We’ve established that music licenses are critical for most of the music you use at your studio—whether for performances, in-person classes or virtual classes.
But, if paying for a sometimes-expensive license isn’t in the cards, you have other options. Here are four ways to discover royalty-free music:
Amazon, iTunes, Spotify, YouTube, Vimeo
Find playlists of royalty-free music selections, and narrow your options by searching with criteria like genre or length. You may need to pay an initial download fee of a couple of dollars, but once you’ve made that purchase, the music is yours to use in class and performance.
Join a music membership website
Online entities like Artlist or Musicbed offer curated royalty-free music for monthly access or single-song licenses. These music selections have all been handpicked for synchronization—meaning a sync license isn’t required for the use of these songs.
In the U.S., any piece of music created in 1923 or earlier exists in the public domain and is therefore unrestricted by copyright. This designation currently only applies to sheet music and other compositions of the music itself, but not sound recordings. As of January 1, 2022, however, sound recordings made before 1923 will also become part of the public domain.
Create your own
Collaborate with local musicians or students from a nearby music school or university to create songs for use in your studio or to have them license you one of their songs for a reasonable fee. There might even be someone in your studio community who you could approach about creating music. “Think about all of the creative people you have in the studio—people who might play instruments or sing,” says Salter.
Angela Mannella-Hoffman, who owns Moore Than Dance in Fridley, Minnesota, worked with her husband, a musician, to create Moving With the Moose, a licensed music and character-driven instructional offering for preschool-aged dancers. Mannella-Hoffman plans to make Moving With the Moose available to other studio owners via a monthly licensing membership by the end of 2020.

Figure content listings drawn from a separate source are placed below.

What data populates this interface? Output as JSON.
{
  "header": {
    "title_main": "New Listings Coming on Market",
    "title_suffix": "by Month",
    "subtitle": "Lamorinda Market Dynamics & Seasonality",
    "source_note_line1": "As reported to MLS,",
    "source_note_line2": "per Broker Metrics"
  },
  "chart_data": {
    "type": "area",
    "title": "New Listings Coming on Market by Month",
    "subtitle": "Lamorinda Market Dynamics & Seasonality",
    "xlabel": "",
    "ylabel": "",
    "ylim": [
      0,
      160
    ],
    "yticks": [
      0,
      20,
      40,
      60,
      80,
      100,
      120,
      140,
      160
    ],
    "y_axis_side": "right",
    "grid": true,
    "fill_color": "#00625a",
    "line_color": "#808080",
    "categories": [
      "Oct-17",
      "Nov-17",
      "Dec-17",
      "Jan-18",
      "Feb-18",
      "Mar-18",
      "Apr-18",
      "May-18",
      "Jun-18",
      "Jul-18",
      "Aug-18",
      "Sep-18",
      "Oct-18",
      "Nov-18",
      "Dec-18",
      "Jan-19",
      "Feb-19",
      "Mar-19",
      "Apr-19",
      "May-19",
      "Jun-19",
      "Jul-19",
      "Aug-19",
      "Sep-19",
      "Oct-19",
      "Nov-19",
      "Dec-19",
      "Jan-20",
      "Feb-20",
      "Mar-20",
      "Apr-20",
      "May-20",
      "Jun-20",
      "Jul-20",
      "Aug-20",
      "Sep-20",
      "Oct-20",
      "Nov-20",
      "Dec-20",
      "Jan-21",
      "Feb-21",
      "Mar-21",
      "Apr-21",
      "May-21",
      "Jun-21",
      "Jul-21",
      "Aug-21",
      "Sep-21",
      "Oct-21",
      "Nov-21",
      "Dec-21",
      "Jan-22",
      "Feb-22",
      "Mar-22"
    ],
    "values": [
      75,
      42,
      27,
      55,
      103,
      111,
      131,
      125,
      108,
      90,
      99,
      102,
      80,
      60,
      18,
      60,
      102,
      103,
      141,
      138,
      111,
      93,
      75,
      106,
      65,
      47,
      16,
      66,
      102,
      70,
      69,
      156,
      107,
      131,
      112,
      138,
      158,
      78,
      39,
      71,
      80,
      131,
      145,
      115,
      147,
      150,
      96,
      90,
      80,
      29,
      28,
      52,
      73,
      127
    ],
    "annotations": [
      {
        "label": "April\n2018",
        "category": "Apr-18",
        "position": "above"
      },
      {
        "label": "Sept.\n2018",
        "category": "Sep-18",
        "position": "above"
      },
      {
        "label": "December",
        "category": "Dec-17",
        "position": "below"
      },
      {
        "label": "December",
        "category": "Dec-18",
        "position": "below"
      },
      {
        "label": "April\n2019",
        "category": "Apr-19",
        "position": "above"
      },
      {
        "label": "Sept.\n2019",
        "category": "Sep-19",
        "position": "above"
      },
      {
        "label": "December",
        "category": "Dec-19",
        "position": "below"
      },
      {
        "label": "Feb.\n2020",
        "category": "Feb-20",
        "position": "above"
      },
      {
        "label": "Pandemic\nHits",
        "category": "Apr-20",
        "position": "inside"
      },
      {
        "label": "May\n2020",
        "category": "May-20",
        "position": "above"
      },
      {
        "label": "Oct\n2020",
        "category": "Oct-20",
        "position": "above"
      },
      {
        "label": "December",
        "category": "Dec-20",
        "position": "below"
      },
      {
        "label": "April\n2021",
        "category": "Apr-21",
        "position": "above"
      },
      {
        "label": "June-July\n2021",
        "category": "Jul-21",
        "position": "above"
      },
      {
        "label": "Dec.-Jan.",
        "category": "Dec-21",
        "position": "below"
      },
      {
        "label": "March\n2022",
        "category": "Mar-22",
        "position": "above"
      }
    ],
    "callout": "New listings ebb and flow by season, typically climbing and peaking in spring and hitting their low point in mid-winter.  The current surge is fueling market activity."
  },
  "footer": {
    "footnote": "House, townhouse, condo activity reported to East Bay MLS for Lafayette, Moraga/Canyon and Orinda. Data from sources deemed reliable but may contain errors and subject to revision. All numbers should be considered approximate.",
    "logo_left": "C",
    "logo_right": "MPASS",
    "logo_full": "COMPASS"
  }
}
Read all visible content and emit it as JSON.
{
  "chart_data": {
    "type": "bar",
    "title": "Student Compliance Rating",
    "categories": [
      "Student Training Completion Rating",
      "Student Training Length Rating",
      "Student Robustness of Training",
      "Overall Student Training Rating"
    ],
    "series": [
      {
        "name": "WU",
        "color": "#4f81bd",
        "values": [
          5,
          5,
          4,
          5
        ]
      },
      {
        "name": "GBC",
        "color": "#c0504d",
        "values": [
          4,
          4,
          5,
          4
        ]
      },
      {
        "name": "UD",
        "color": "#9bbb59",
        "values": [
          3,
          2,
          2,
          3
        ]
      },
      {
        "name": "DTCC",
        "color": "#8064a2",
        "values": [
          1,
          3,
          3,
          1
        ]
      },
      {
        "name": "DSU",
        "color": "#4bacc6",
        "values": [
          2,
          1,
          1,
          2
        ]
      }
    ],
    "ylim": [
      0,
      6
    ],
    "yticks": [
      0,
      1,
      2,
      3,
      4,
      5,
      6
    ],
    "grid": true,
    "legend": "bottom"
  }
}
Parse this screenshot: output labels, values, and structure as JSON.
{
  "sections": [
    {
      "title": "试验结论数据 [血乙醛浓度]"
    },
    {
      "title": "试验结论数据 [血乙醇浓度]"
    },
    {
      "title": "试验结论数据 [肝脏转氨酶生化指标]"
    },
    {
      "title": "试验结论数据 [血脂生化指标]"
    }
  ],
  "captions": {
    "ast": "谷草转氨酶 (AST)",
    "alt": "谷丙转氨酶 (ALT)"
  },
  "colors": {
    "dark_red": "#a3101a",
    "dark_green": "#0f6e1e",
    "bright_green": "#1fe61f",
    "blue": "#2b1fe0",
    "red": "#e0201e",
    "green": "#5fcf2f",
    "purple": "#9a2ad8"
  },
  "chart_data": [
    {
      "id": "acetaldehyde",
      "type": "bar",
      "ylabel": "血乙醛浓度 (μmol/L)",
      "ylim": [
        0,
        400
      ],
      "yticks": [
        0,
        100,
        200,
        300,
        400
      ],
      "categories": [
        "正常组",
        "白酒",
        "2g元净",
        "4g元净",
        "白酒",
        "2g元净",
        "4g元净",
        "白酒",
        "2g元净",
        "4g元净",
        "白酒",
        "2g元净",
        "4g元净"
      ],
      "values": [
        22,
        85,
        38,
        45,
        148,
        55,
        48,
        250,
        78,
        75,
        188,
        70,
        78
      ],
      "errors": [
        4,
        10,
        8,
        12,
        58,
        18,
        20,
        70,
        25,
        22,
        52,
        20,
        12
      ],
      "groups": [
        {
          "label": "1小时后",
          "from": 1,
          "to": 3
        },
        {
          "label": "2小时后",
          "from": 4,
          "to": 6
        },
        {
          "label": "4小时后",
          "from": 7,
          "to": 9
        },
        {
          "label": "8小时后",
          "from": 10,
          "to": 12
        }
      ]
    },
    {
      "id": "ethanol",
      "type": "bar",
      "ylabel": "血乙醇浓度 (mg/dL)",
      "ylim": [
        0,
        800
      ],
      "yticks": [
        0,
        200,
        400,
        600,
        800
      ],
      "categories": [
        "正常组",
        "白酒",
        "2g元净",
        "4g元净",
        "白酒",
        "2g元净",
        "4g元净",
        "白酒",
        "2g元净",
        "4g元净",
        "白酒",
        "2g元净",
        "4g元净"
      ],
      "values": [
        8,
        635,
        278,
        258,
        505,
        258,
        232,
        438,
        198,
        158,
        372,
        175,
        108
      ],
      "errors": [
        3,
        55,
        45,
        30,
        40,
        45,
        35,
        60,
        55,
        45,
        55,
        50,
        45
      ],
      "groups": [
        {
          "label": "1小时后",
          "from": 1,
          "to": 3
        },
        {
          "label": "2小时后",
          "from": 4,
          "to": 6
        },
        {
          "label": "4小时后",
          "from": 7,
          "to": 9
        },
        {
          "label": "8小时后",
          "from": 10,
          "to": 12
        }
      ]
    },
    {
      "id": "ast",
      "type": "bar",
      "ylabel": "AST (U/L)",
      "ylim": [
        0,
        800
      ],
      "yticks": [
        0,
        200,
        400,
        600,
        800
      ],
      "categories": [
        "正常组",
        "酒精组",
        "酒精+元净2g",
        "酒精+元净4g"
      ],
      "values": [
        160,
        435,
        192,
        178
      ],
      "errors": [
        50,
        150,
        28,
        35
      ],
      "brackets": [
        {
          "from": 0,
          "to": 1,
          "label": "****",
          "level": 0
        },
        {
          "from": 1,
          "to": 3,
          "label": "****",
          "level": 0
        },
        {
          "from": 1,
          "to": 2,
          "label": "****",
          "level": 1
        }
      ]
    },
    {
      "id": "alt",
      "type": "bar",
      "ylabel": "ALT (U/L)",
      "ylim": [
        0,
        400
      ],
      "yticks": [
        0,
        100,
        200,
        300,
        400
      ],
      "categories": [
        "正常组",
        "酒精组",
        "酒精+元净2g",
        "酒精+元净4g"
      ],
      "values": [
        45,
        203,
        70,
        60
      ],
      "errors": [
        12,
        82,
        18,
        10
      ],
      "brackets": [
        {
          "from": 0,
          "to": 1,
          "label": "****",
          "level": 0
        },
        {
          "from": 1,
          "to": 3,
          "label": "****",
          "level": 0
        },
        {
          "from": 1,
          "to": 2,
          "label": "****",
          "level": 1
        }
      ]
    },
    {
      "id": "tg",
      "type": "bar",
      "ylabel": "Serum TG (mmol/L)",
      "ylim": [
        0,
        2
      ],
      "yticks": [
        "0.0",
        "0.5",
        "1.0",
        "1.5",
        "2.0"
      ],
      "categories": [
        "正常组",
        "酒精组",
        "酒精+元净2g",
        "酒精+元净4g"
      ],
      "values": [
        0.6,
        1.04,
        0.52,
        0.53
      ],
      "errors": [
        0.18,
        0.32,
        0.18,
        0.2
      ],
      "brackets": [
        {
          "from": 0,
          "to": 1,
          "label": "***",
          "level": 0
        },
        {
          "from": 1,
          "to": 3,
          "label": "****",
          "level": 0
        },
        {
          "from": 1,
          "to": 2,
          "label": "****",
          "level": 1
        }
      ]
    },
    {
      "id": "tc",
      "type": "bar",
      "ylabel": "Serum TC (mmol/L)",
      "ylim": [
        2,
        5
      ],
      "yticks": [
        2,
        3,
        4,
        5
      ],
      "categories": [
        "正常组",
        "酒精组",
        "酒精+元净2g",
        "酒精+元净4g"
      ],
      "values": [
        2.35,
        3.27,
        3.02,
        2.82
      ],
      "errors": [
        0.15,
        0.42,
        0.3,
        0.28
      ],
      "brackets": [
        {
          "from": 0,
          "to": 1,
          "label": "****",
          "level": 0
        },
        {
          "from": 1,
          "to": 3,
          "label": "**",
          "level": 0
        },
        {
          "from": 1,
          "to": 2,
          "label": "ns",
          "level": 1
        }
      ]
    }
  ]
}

Though creating your own music might sound daunting, Mannella-Hoffman says it’s “absolutely doable,” particularly music for your younger students. “If you think about little kids’ music, it’s just a simple refrain over and over. It’s not Tchaikovsky or some other multilayered thing,” she says. “A lot of dance teachers make up their own rhyme for marching or going across the floor, and this is just an extension of that.” She recommends starting small, using GarageBand or another music-creation platform you can operate from your computer.